Tal índice recomendación podría inferirse, también, de las solicitudes bajo demanda que recibiera la unidad para acometer trabajos de consultoría interna, en materia de comunicación, a solicitud de otras áreas de negocio que requieran de su concurso para enfocar mejor determinadas acciones que, a priori, estuvieran fuera de la jurisdicción de la FCI, si bien el catálogo de servicios puede contemplarlas1.

Conociendo los resultados de la auditoría de CI, ¿no merecería la pena dar un paso más y preguntarse por la reputación de misma? Sabemos cómo se produce, pero ¿nos interesa saber cómo se percibe2? ¿Obtenemos este mismo dato del análisis anterior? En cualquiera de los casos, para conocer la reputación no queda más remedio que plantearse una investigación ad hoc.

Pero también, a tal fin, se adapta el modelo RepTrakTM, de Reputation Institute, que ya ha dado pruebas de utilidad en los Global Reputation Pulse y que nos permite identificar fortalezas y debilidades al tenor de la percepción de audiencias y clientes internos, pudiendo inferirse de ello la importancia de cada factor en ese contexto dado y las variables clave de la CI sobre las que trabajar la percepción de su reputación y sobre la base de la segmentación de audiencias internas, pero ¡Ojo! teniendo cuidado de discriminar entre clientes y audiencias de la comunicación porque lo que también puede interesar es conocer el grado de convergencia/divergencia entre ambas percepciones.
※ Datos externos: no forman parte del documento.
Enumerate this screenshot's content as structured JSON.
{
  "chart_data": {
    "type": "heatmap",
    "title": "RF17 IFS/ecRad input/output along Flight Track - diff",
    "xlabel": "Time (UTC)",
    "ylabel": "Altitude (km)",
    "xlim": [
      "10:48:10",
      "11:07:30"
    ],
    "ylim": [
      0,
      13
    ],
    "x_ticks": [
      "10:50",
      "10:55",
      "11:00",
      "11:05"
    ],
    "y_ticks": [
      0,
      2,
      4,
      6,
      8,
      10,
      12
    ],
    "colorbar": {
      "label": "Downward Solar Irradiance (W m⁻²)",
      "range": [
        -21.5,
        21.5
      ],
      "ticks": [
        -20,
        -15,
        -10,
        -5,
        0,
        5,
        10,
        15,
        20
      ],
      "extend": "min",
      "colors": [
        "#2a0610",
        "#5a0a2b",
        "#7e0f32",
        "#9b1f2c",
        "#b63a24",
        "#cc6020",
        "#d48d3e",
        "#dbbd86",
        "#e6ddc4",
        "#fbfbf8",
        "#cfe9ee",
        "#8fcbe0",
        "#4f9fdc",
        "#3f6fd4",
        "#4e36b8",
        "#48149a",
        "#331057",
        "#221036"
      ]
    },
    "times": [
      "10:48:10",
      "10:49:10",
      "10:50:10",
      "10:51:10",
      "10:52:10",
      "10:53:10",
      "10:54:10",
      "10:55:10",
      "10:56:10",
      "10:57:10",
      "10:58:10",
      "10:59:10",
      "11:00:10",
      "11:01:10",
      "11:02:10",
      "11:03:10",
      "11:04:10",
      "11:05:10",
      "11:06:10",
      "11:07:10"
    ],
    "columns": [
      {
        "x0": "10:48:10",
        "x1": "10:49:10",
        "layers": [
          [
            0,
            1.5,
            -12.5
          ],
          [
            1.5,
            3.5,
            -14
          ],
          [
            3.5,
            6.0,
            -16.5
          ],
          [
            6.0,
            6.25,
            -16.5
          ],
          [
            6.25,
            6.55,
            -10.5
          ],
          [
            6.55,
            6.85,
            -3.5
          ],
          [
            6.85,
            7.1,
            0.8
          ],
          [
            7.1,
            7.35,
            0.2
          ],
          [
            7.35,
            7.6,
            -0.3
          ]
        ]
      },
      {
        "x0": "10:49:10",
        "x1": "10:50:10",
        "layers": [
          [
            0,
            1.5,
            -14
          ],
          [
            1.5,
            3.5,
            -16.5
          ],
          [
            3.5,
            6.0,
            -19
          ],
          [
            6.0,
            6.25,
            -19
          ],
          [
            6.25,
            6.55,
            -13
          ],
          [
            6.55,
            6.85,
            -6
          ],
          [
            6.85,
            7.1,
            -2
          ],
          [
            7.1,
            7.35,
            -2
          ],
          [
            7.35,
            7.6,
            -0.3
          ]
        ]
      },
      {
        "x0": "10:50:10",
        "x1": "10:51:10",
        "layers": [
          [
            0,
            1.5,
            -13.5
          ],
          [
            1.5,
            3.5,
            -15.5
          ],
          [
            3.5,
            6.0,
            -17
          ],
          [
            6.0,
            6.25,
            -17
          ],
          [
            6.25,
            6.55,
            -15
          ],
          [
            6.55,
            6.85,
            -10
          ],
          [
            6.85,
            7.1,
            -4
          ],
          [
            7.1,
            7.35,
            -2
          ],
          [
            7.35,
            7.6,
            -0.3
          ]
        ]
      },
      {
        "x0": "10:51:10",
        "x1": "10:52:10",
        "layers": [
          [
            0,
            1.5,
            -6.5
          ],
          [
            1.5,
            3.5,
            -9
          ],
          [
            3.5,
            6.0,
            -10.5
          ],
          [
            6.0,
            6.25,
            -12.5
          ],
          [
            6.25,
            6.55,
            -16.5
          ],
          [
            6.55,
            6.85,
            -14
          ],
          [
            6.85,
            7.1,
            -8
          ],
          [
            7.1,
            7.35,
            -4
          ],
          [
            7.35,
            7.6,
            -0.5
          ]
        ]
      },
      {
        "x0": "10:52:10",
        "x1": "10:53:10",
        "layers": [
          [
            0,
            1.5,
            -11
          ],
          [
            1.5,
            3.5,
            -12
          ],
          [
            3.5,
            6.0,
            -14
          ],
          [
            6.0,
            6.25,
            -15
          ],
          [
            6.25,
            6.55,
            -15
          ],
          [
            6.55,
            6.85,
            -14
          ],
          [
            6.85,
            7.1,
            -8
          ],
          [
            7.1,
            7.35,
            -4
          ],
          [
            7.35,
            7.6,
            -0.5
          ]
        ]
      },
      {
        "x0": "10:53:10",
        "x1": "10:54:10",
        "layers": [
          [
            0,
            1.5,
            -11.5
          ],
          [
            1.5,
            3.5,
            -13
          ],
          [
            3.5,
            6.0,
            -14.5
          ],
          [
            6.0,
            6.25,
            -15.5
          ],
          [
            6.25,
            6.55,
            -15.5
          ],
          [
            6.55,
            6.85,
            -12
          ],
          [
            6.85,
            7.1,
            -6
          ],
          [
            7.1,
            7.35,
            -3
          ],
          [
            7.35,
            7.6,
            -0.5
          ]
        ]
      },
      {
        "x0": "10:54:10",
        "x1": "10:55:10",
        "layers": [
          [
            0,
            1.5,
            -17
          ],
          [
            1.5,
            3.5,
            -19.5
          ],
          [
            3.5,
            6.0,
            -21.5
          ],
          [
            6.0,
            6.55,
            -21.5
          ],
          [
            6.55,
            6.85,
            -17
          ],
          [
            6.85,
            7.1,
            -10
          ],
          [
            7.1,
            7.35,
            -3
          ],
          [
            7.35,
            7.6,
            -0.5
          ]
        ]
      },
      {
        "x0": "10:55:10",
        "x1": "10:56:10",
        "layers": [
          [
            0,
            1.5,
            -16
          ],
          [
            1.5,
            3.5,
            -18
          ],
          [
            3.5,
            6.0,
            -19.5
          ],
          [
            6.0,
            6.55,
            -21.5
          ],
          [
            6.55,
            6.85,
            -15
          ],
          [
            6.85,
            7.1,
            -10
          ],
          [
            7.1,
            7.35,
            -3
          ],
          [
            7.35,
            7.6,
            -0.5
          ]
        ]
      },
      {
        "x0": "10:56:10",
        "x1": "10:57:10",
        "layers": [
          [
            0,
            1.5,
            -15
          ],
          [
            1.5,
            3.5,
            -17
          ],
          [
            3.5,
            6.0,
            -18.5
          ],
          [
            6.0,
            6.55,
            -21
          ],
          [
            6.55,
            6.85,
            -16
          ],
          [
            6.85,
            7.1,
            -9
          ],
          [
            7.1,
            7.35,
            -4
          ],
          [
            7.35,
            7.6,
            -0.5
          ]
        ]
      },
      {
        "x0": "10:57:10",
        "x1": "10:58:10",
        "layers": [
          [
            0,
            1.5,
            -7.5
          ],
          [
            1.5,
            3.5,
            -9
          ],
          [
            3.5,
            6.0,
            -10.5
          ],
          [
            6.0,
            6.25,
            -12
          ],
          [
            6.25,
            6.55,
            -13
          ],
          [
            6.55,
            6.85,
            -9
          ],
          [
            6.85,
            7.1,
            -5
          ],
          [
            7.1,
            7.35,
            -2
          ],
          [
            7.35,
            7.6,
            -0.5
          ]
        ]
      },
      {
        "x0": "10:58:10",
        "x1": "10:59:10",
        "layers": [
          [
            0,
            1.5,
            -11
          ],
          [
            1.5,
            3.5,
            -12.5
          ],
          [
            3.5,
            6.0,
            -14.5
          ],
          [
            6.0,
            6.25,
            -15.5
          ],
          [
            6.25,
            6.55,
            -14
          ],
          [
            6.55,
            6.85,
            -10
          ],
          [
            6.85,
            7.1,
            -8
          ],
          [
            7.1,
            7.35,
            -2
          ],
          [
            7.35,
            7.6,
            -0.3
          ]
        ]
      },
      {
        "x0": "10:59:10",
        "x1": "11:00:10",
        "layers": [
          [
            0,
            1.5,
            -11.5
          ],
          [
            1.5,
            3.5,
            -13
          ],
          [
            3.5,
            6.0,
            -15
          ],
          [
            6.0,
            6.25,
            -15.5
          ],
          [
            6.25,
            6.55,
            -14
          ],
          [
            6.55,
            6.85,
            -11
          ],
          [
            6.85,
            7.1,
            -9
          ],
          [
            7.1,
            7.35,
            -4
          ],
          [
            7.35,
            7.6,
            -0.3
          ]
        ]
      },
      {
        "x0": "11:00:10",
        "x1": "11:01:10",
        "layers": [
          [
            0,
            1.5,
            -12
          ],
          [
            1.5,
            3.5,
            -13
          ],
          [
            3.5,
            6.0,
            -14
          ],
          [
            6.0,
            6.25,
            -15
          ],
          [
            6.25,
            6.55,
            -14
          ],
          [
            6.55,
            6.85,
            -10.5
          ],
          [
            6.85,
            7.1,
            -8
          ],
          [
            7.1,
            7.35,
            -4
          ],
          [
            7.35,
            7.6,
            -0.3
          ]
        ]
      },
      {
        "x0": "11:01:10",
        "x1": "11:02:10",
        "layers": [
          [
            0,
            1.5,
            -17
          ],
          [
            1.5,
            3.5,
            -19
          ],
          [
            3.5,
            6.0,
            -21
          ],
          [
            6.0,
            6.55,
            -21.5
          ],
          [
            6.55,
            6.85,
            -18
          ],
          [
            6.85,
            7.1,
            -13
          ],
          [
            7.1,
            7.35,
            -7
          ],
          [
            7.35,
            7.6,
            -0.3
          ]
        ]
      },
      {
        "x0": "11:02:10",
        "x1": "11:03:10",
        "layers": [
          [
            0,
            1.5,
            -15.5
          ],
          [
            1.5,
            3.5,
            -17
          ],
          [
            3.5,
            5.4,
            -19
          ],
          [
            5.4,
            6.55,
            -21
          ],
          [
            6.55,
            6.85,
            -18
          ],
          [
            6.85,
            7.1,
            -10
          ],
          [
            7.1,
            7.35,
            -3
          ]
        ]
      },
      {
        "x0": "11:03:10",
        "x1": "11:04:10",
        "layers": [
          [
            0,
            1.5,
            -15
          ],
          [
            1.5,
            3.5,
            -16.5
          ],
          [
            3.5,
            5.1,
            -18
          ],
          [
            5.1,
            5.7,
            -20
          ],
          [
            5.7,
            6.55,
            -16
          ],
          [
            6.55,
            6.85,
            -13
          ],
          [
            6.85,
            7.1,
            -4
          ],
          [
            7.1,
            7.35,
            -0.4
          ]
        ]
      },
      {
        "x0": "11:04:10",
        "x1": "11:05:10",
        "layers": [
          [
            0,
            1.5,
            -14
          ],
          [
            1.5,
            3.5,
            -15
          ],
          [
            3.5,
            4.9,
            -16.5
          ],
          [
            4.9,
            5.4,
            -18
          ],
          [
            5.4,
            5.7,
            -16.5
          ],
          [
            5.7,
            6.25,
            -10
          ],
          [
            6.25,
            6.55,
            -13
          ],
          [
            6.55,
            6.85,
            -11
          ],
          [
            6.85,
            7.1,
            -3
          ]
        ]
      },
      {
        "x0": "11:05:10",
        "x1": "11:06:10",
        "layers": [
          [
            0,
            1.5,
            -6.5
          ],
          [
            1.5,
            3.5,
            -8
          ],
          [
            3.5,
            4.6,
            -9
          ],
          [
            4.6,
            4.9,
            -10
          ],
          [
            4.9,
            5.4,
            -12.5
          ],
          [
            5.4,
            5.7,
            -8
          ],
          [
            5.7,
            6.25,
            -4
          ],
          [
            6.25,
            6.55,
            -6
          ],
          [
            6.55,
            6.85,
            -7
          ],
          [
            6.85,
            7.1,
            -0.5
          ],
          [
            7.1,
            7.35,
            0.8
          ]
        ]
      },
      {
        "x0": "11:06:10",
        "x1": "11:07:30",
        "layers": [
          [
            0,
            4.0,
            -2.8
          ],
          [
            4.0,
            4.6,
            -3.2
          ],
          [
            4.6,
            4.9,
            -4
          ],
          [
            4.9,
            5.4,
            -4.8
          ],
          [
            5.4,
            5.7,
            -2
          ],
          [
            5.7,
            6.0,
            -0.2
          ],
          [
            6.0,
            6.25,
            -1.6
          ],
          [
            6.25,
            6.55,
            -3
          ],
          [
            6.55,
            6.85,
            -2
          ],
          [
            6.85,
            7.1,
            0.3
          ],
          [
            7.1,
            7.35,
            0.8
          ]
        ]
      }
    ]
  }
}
Por decirlo sencillamente. En un plan para comunicar una determinada acción institucional, el cliente podrá ser el comité de dirección, pero la audiencia, probablemente universal, serán los trabajadores. Y sobre lo ejecutado ambas percepciones coincidirán o no. En dicho planteamiento, no se podrá perder de vista, también, que hay que deslindar la función control y la función servicio que cualquier área central cumple, pues responde a un doble papel.

Además, en el caso de la CI, no cabe duda de que las prácticas de interacción exceden su ámbito formal, pues la comunicación en la empresa también se produce con independencia de la existencia de la función (FCI) y se continúa más allá de su marco conceptual, como también superando las fronteras de los canales institucionales y de cualesquiera otras políticas de información-comunicación que agreguemos a la lista. Pero ello no quita para que sea posible acercarse a la organización con la finalidad de extraer los sentimientos que despierta e identificar posibles áreas de mejora.
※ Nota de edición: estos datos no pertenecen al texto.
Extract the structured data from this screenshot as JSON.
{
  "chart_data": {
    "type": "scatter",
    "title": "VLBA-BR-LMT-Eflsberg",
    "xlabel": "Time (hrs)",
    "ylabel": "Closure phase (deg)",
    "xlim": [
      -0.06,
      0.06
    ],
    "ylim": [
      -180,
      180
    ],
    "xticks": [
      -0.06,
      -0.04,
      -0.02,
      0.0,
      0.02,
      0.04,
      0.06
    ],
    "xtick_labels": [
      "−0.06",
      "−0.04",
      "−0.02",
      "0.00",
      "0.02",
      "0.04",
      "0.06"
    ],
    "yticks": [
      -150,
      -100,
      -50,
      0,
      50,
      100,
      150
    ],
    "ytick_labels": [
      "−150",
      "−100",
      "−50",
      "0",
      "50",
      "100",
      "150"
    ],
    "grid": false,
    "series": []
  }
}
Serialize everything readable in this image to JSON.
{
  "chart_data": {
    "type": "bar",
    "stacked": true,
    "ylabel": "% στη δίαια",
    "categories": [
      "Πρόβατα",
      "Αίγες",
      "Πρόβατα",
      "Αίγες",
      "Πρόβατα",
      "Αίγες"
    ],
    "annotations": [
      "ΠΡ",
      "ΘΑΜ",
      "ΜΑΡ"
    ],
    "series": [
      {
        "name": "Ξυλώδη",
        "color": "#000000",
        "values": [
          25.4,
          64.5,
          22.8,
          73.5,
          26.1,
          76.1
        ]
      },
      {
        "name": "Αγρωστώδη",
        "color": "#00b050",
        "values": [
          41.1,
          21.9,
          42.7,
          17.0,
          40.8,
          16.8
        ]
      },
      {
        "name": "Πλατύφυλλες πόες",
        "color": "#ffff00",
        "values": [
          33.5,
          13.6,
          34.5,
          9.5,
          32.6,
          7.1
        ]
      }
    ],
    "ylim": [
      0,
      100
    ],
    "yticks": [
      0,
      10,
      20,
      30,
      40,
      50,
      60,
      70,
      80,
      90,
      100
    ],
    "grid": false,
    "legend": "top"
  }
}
Admiración y respeto, Reputación conocida, Buena impresión y Confianza conforman los cuatro ejes de referencia del Pulse, por lo que es éste un modelo de análisis que me parece que se adapta perfectamente a la finalidad planteada. Modelo que, como es sabido, comporta 7 dimensiones de análisis que se configuran en torno a 23 atributos de reputación.

Inquieto por conocer la viabilidad de mi planteamiento, decido consultarle a Fernando Prado, Managing Director de Reputation Institute Spain, quien, además de útiles sugerencias, que recomiendan ampliar el alcance del planteamiento, me ha confirmado que, aunque de menor calado, es posible, siendo susceptible de afinarse incluyendo algunos de los atributos de comunicación que recoge el modelo de alineamiento estratégico ECQ®, cuestión que me parece importante reseñar ya que así se excede la función (FCI) y se abarcan otros ámbitos comunicacionales presentes en la empresa.
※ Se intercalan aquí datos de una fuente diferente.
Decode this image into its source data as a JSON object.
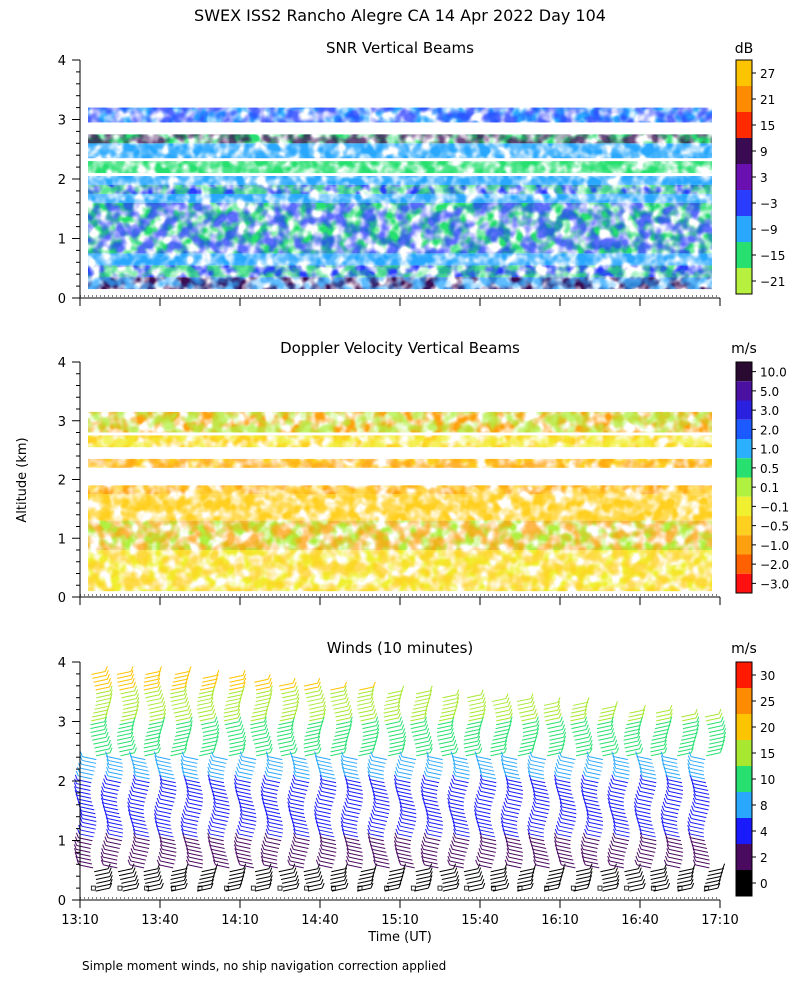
{
  "figure": {
    "title": "SWEX ISS2 Rancho Alegre CA  14 Apr 2022 Day 104",
    "ylabel_shared": "Altitude (km)",
    "xlabel": "Time (UT)",
    "footnote": "Simple moment winds, no ship navigation correction applied"
  },
  "chart_data": [
    {
      "type": "heatmap",
      "title": "SNR Vertical Beams",
      "colorbar_unit": "dB",
      "colorbar_labels": [
        "27",
        "21",
        "15",
        "9",
        "3",
        "−3",
        "−9",
        "−15",
        "−21"
      ],
      "colorbar_colors": [
        "#ffc400",
        "#ff8c00",
        "#ff2a00",
        "#3a0a52",
        "#6a10b0",
        "#2a3cff",
        "#2aa8ff",
        "#28e070",
        "#b8f040"
      ],
      "xlim_minutes": [
        0,
        240
      ],
      "ylim_km": [
        0,
        4
      ],
      "yticks": [
        "0",
        "1",
        "2",
        "3",
        "4"
      ],
      "layers": [
        {
          "z0": 0.15,
          "z1": 0.35,
          "color": "#3a0a52"
        },
        {
          "z0": 0.35,
          "z1": 0.55,
          "color": "#2a3cff"
        },
        {
          "z0": 0.55,
          "z1": 0.75,
          "color": "#2aa8ff"
        },
        {
          "z0": 0.75,
          "z1": 1.6,
          "color": "#28e070"
        },
        {
          "z0": 1.6,
          "z1": 1.75,
          "color": "#2aa8ff"
        },
        {
          "z0": 1.75,
          "z1": 1.9,
          "color": "#2a3cff"
        },
        {
          "z0": 1.9,
          "z1": 2.05,
          "color": "#2aa8ff"
        },
        {
          "z0": 2.1,
          "z1": 2.3,
          "color": "#28e070"
        },
        {
          "z0": 2.35,
          "z1": 2.6,
          "color": "#2aa8ff"
        },
        {
          "z0": 2.6,
          "z1": 2.75,
          "color": "#28e070"
        },
        {
          "z0": 2.95,
          "z1": 3.2,
          "color": "#2aa8ff"
        }
      ]
    },
    {
      "type": "heatmap",
      "title": "Doppler Velocity Vertical Beams",
      "colorbar_unit": "m/s",
      "colorbar_labels": [
        "10.0",
        "5.0",
        "3.0",
        "2.0",
        "1.0",
        "0.5",
        "0.1",
        "−0.1",
        "−0.5",
        "−1.0",
        "−2.0",
        "−3.0"
      ],
      "colorbar_colors": [
        "#2a0a30",
        "#4a10a0",
        "#2a20e0",
        "#1a5aff",
        "#2ab0ff",
        "#28e070",
        "#b0f040",
        "#f0f030",
        "#ffd020",
        "#ffa010",
        "#ff6000",
        "#ff1010"
      ],
      "xlim_minutes": [
        0,
        240
      ],
      "ylim_km": [
        0,
        4
      ],
      "yticks": [
        "0",
        "1",
        "2",
        "3",
        "4"
      ],
      "layers": [
        {
          "z0": 0.1,
          "z1": 0.8,
          "color": "#f0f030"
        },
        {
          "z0": 0.8,
          "z1": 1.3,
          "color": "#b0f040"
        },
        {
          "z0": 1.3,
          "z1": 1.75,
          "color": "#ffd020"
        },
        {
          "z0": 1.75,
          "z1": 1.9,
          "color": "#ffa010"
        },
        {
          "z0": 2.2,
          "z1": 2.35,
          "color": "#ffd020"
        },
        {
          "z0": 2.55,
          "z1": 2.75,
          "color": "#ffd020"
        },
        {
          "z0": 2.8,
          "z1": 3.15,
          "color": "#ffa010"
        }
      ]
    },
    {
      "type": "scatter",
      "title": "Winds (10 minutes)",
      "colorbar_unit": "m/s",
      "colorbar_labels": [
        "30",
        "25",
        "20",
        "15",
        "10",
        "8",
        "4",
        "2",
        "0"
      ],
      "colorbar_colors": [
        "#ff1a00",
        "#ff8c00",
        "#ffc400",
        "#a8e830",
        "#28e070",
        "#2aa8ff",
        "#1a1aff",
        "#4a0a60",
        "#000000"
      ],
      "xlim_minutes": [
        0,
        240
      ],
      "ylim_km": [
        0,
        4
      ],
      "yticks": [
        "0",
        "1",
        "2",
        "3",
        "4"
      ],
      "xticks": [
        "13:10",
        "13:40",
        "14:10",
        "14:40",
        "15:10",
        "15:40",
        "16:10",
        "16:40",
        "17:10"
      ],
      "profile_minutes": [
        5,
        15,
        25,
        35,
        45,
        55,
        65,
        75,
        85,
        95,
        105,
        115,
        125,
        135,
        145,
        155,
        165,
        175,
        185,
        195,
        205,
        215,
        225,
        235
      ],
      "bands": [
        {
          "z0": 0.1,
          "z1": 0.5,
          "color": "#000000",
          "dir": 1
        },
        {
          "z0": 0.5,
          "z1": 1.0,
          "color": "#4a0a60",
          "dir": -1
        },
        {
          "z0": 1.0,
          "z1": 2.0,
          "color": "#1a1aff",
          "dir": -1
        },
        {
          "z0": 2.0,
          "z1": 2.4,
          "color": "#2aa8ff",
          "dir": -1
        },
        {
          "z0": 2.4,
          "z1": 3.0,
          "color": "#28e070",
          "dir": 1
        },
        {
          "z0": 3.0,
          "z1": 3.5,
          "color": "#a8e830",
          "dir": 1
        },
        {
          "z0": 3.5,
          "z1": 3.8,
          "color": "#ffc400",
          "dir": 1
        }
      ]
    }
  ]
}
Sin duda, abordar un estudio de este tipo es dar un paso adelante, pero también abre nuevas líneas de debate interno.

¿Interesa que la CI se proponga avanzar en solitario? ¿No es verdad que la comunicación es divisible a efectos teóricos, pero no prácticos? ¿Hasta qué punto podemos realmente aislar la acción CI de otras variables y actores? ¿Interesará hacerlo? ¿Verdaderamente la reputación de la CI es la de la Función (FCI) o se encuentra tamizada de vivencias personales que podrían no corresponderse con la FCI? ¿Es viable el uso de indicadores de alineamiento estratégico cuando puede que la FCI no esté considerada como una función estratégica? ¿Realmente nos interesa conocer la reputación de la CI o tenemos que hacer depender su resultado de otros factores? ¿Interviene ésta en los comportamientos de los trabajadores? Y si es así, ¿en qué porcentaje? Y si es verdad que interviene con un peso, ¿qué otras variables pueden contrarrestar o reforzar la acción FCI? Y así podríamos continuar…

Si retomamos el planteamiento EFI6 (Existencia + Formalización + Importancia) sobre la comunicación interna, en el que se basó el estudio piloto de la Vocalía de Comunicación Interna de DIRCOM, realizado en 2009, y nos fijamos en algunas de sus conclusiones, tendremos que poner sobre el tapete, al menos, que si no se reconoce una función como tal3 y si aquella no está formalizada4 e, incluso, si su importancia es muy relativa en algunos casos5, difícilmente podremos determinar cuáles han de ser los ejes de posicionamiento para determinar el grado de alineamiento de la organización con la función.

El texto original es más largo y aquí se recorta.